Quand les énergies du futur sont à l’ordre du jour, lobbying et écologie font rarement bon ménage. C’est ce que sont en train d’expérimenter les ministères de l’Energie et de l’Ecologie, depuis le 4 février dernier, dans le cadre de l’exploration des sols en vue d’une extraction de gaz de schiste.
A l’heure où les chercheurs essaient de trouver l’énergie de demain, deux mouvements s’affrontent en France : le ministère de l’Energie, pro gaz de schistes, et les écologistes anti-gaz, emmenés par José Bové. Comme dans tout débat de société sur l’avenir de notre planète, les discussions et concessions sont difficiles. On observe alors trois stratégies de communication plus ou moins marketing en fonction des positions. D’un côté, le ministère de l’Energie prône l’extraction de gaz de schistes (gaz contenu dans la roche de schiste à 2000m de profondeur dont l’extraction nécessite l’explosion d’un mélange d’eau, de sable et de produits chimiques) pour remplacer notre dépendance au pétrole et à l’éolien. Son argumentaire se fonde sur la valeur économique de cette matière gazeuse. L’investissement, qui doit être réalisé par Total, peut sembler important. Pourtant, la technique de l’explosion du sol permet de récupérer une grosse quantité de gaz en peu de temps. Il n’est plus question alors de négociations de tarifs ou de dépendance face au prix du baril. Il n’est plus question non plus de transport onéreux ou dangereux. Fini la peur d’un Erika bis ou d’une Deepwater Horizon bis. Tout reste au sol, dans des tuyaux, plus rien ne passe pas la mer, dans des containers. Cette recherche de matière première, initiée par le groupe Total, qui possède aujourd’hui trois autorisations d’exploration des sols, doit être accomplie dans un premier temps uniquement pour évaluer l’éligibilité des sols.
Mais est-ce que sécurité peut toujours rimer avec respect de l’environnement ?
D’un autre côté, les écologistes voient, quant à eux, en priorité le respect de notre planète. Sujet hautement respectable mais sans prise en considération des problématiques économiques actuelles. Ils invoquent, à juste titre, les risques pour les nappes phréatiques, pour le respect de l’écosystème ou encore pour celui du paysage français. Qui a envie de voir des puits pousser dans certaines régions de France ? Pourtant, ils évincent la question économique. Crise économique ? Crise au Moyen-Orient ? Prix du pétrole ? Conséquences écologiques des barrages et de centrales, comme celle de Fukushima ? Peu leur importe. Leur action vise depuis février les gaz de schiste.
Qui pour arbitrer ?
Au milieu de ce champ de bataille industriel, donc feutré, Nathalie Kosciusko-Morizet, ministre de l’Écologie, du Développement Durable, des Transports et du Logement, essuie, plus ou moins bien, les plâtres. Elle doit essayer de contenter tout le monde. Pour cela, elle reste à l’écoute des écologistes, en promettant des études, qui prendront un certain temps mais auront bien lieu. Elle n’interdit pas non plus la création des puits par le groupe Total, puisqu’il faudra quelques années (deux ou trois) pour qu’ils entrent en fonctionnement. D’ici là, certains rapports sur écologie et économie auront été publiés. Alors, les puits fonctionneront-ils ? Quel sera le contrôle imposé par l’Etat et les gouvernements successifs ? Quels rôles joueront les groupes énergétiques ?

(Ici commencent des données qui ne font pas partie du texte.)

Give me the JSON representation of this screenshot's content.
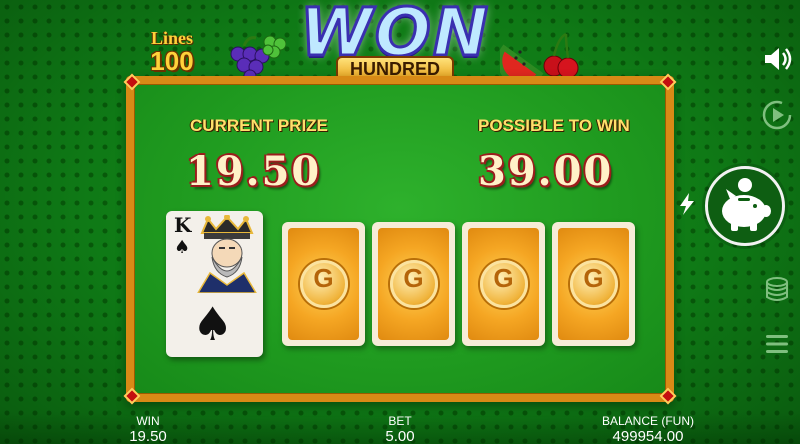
{
  "header": {
    "lines_label": "Lines",
    "lines_value": "100",
    "logo_title": "WON",
    "logo_subtitle": "HUNDRED"
  },
  "board": {
    "current_prize_label": "CURRENT PRIZE",
    "current_prize_value": "19.50",
    "possible_win_label": "POSSIBLE TO WIN",
    "possible_win_value": "39.00"
  },
  "cards": {
    "revealed": {
      "rank": "K",
      "suit": "♠"
    },
    "hidden": [
      {
        "symbol": "G"
      },
      {
        "symbol": "G"
      },
      {
        "symbol": "G"
      },
      {
        "symbol": "G"
      }
    ]
  },
  "controls": [
    "sound-icon",
    "autoplay-icon",
    "lightning-icon",
    "piggy-bank-icon",
    "coins-stack-icon",
    "menu-icon"
  ],
  "footer": {
    "win_label": "WIN",
    "win_value": "19.50",
    "bet_label": "BET",
    "bet_value": "5.00",
    "balance_label": "BALANCE (FUN)",
    "balance_value": "499954.00"
  },
  "colors": {
    "background": "#0f7a16",
    "board_frame": "#d88a16",
    "prize_label": "#ffe06a",
    "prize_value": "#fff2c8",
    "card_back": "#f5a623"
  }
}
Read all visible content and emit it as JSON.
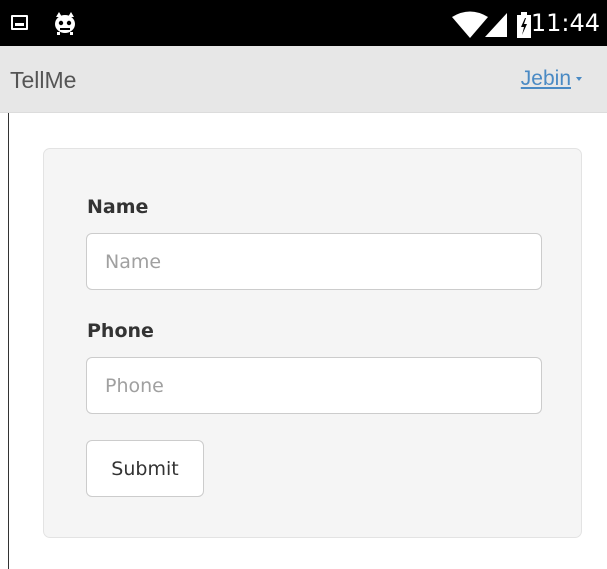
{
  "status_bar": {
    "time": "11:44",
    "icons": [
      "gallery-icon",
      "bug-icon",
      "wifi-icon",
      "signal-icon",
      "battery-icon"
    ],
    "background": "#000000"
  },
  "app_bar": {
    "brand": "TellMe",
    "user_menu": "Jebin",
    "background": "#e7e7e7",
    "link_color": "#4a8ac4"
  },
  "form": {
    "name": {
      "label": "Name",
      "placeholder": "Name",
      "value": ""
    },
    "phone": {
      "label": "Phone",
      "placeholder": "Phone",
      "value": ""
    },
    "submit_label": "Submit",
    "panel_background": "#f5f5f5"
  }
}
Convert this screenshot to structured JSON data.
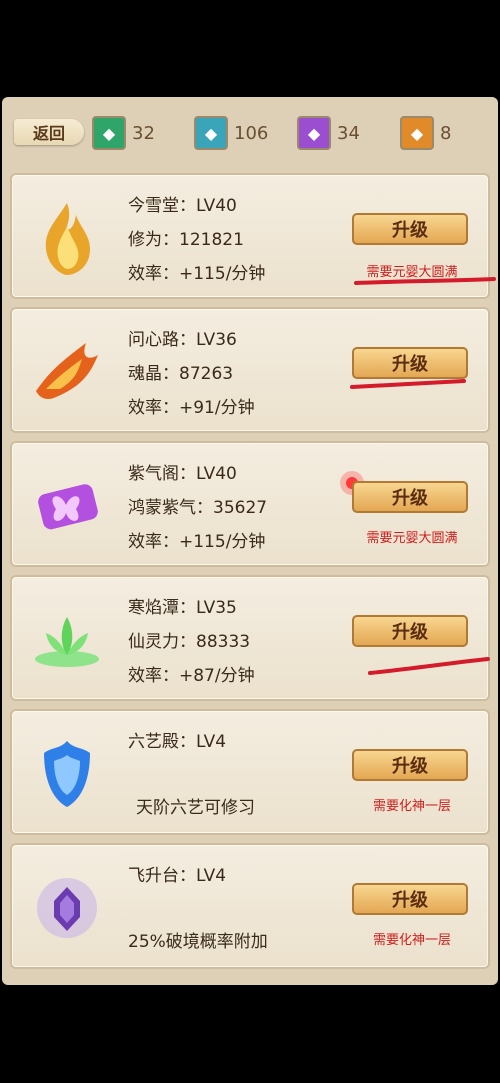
{
  "topbar": {
    "back_label": "返回",
    "resources": [
      {
        "icon": "green-gem-icon",
        "color": "#2fa56a",
        "value": "32"
      },
      {
        "icon": "teal-gem-icon",
        "color": "#3aa4b8",
        "value": "106"
      },
      {
        "icon": "purple-gem-icon",
        "color": "#9b4fd0",
        "value": "34"
      },
      {
        "icon": "orange-gem-icon",
        "color": "#e08a2a",
        "value": "8"
      }
    ]
  },
  "buildings": [
    {
      "name": "今雪堂：LV40",
      "line2": "修为：121821",
      "line3": "效率：+115/分钟",
      "button": "升级",
      "requirement": "需要元婴大圆满"
    },
    {
      "name": "问心路：LV36",
      "line2": "魂晶：87263",
      "line3": "效率：+91/分钟",
      "button": "升级",
      "requirement": ""
    },
    {
      "name": "紫气阁：LV40",
      "line2": "鸿蒙紫气：35627",
      "line3": "效率：+115/分钟",
      "button": "升级",
      "requirement": "需要元婴大圆满"
    },
    {
      "name": "寒焰潭：LV35",
      "line2": "仙灵力：88333",
      "line3": "效率：+87/分钟",
      "button": "升级",
      "requirement": ""
    },
    {
      "name": "六艺殿：LV4",
      "line2": "天阶六艺可修习",
      "line3": "",
      "button": "升级",
      "requirement": "需要化神一层"
    },
    {
      "name": "飞升台：LV4",
      "line2": "25%破境概率附加",
      "line3": "",
      "button": "升级",
      "requirement": "需要化神一层"
    }
  ],
  "colors": {
    "requirement": "#d01e1e",
    "accent": "#e3a753"
  }
}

Par-delà l’Atlantique, reste un acteur qui peut encore changer sensiblement la donne : les Etats-Unis. Les Américains consomment en effet ce gaz, extrait par des procédés bien moins réglementés, depuis quelques années. Greenpeace et ses amis tirent d’ailleurs la sonnette d’alarme, sans être particulièrement entendus pour l’instant. Pour eux, il n’y a pourtant que deux solutions envisageables. Soit les Etats-Unis, suite à des études, stoppent leur production de ce gaz, ce qui poussera l’Europe à agir en conséquence, soit l’Europe décide l’interdiction d’exploitation des sols et il faudra trouver un nouveau moyen, plus respectueux de l’environnement, pour produire de l’énergie à moindre coût (sur du long terme). Une belle mission pour les prochaines générations de chercheurs.